Machine learning in trading: theory, models, practice and algo-trading - page 3260

 
Forester #:

This is the input matrix.
The output will be 15000 strokes to each of the 15000 rows. As in all other examples about 1.7 Gg each (if in Double by 8 bytes)

I agree that this is not how it counts.

 
fxsaber #:

So far, I don't see any technical obstacle to calculate a million-by-million matrix on a simple home machine. But the comparison of NumPy vs MQL5 is very important for me.

Are you sure?


For example, an input matrix with 50,000 columns/100 rows will give a correlation matrix of 50, 000 x 50, 000 x 8 bytes / (1024 x 1024 x 1024) = 18.63 GB

 
input int inRows = 100; // Длина строки
input int inCols = 15000; // Количество строк

bool IsEqual( matrix<double> &Matrix1, const matrix<double> &Matrix2 )
{
  Matrix1 -= Matrix2;  
  
  const bool Res = (MathAbs(Matrix1.Mean()) < 1 e-15);
  
  Matrix1 += Matrix2;
  
  return(Res);
}

#define  TOSTRING(A) #A + " = " + (string)(A) + " "

void OnStart()
{  
  double Array[];  
  Print(FileLoad("qwe\\arr.csv", Array)); // RAM-drive. https://www.mql5.com/ru/forum/86386/page3258#comment_49549438
  
  matrix<double> Matrix;  
  Matrix.Assign(Array);
  Matrix.Init(inCols, inRows);
  Matrix = Matrix.Transpose();
  
  ArrayFree(Array);  
  Print(FileLoad("qwe\\matr.csv", Array)); // RAM-drive. https://www.mql5.com/ru/forum/86386/page3258#comment_49549438

  matrix<double> Matrix2;
  Matrix2.Assign(Array);
  Matrix2.Init(inCols, inCols);
  Matrix2 = Matrix2.Transpose();
    
  ArrayFree(Array);
  
  matrix<double> Matrix1 = CorrMatrix(Matrix); // https://www.mql5.com/ru/forum/86386/page3256#comment_49538685

  Print(TOSTRING(IsEqual(Matrix1, Matrix2)));
}


Full coincidence of NumPy calculation values with MQL5.

1500000
225000000
IsEqual(Matrix1, Matrix2) = true 
 
Forester #:

This is the input matrix.
The output will be 15000 strokes to each of the 15000 rows.

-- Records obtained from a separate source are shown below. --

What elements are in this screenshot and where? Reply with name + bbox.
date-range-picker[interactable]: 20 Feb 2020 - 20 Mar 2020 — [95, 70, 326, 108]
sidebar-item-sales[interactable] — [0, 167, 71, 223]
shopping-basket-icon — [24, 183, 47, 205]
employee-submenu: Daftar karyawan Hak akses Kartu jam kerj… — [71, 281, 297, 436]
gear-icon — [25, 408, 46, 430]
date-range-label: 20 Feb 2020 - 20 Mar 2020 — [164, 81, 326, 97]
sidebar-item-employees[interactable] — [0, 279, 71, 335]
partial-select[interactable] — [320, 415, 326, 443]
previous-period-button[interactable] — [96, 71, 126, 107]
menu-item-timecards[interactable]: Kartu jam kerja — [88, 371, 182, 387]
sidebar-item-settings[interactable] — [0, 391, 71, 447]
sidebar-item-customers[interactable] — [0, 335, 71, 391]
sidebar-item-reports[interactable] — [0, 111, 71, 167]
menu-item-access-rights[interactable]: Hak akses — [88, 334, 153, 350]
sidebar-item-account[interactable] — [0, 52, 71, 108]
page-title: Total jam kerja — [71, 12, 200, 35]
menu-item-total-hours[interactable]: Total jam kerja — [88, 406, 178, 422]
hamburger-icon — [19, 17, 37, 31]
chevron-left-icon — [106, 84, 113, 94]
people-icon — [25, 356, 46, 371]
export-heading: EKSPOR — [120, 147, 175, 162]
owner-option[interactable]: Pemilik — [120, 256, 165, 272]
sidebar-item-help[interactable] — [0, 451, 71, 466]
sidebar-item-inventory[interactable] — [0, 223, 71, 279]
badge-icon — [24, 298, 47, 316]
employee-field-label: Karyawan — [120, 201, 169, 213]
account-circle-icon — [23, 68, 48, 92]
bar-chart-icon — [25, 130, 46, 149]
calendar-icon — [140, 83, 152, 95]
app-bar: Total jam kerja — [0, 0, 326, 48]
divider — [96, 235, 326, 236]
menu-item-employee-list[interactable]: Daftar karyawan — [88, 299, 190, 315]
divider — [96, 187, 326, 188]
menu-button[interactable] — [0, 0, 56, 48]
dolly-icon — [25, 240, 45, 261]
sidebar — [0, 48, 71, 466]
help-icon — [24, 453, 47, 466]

As in all other examples about 1.7 Gg each (if in Double by 8 bytes)

In general, alas, python does not know how to work with int - it converts it to double apparently.

import numpy as np
import time

def calc_corr_matrix():
    arr = np.random.randint(1, 101, size=(15000,100), dtype=np.int32)
    corr_matrix = np.corrcoef(arr)
    size_in_mb = corr_matrix.nbytes / 1024**2
    print("Array size:", size_in_mb, "MB")
    return corr_matrix

np.random.seed(123)

start_time = time.time()
corr_matrix = calc_corr_matrix()
end_time = time.time()

print("Time taken:", end_time - start_time, "seconds")
Array size: 1716.61376953125 MB
Time taken: 4.62926459312439 seconds
[Deleted]  
Aleksey Vyazmikin #:

In general, alas, python does not know how to work with int - it converts it to double, apparently.

Stop spamming rubbish. Correlation in ints does not count.

 
Maxim Dmitrievsky #:

Stop spamming bullshit. Correlation in ints doesn't count.

You don't need to open America. It's not common to count, but it's worth thinking about how it can be done.

[Deleted]  
Aleksey Vyazmikin #:

America doesn't need to be discovered. It is not common to consider, but it is worth thinking about how it can be done.

In a new thread, think of something

 
Maxim Dmitrievsky #:

in the new thread, come up with

What a bunch of people - I go to waste time for him and he's rude.

What the hell...

 
Aleksey Vyazmikin #:

America doesn't need to be discovered. It is not common to consider, but it is worth thinking about how it can be done.

I have already described the way - take Alglib f-iys (there are 8 pieces called from PearsonCorrM) and change data types. Even in 1 byte uchar. 4-byte ints won't give much gain.
Do it for yourself if you need to.
[Deleted]  
Aleksey Vyazmikin #:

I go and waste time for him and he's rude.

Fuck it.

I didn't ask you to waste your time for me.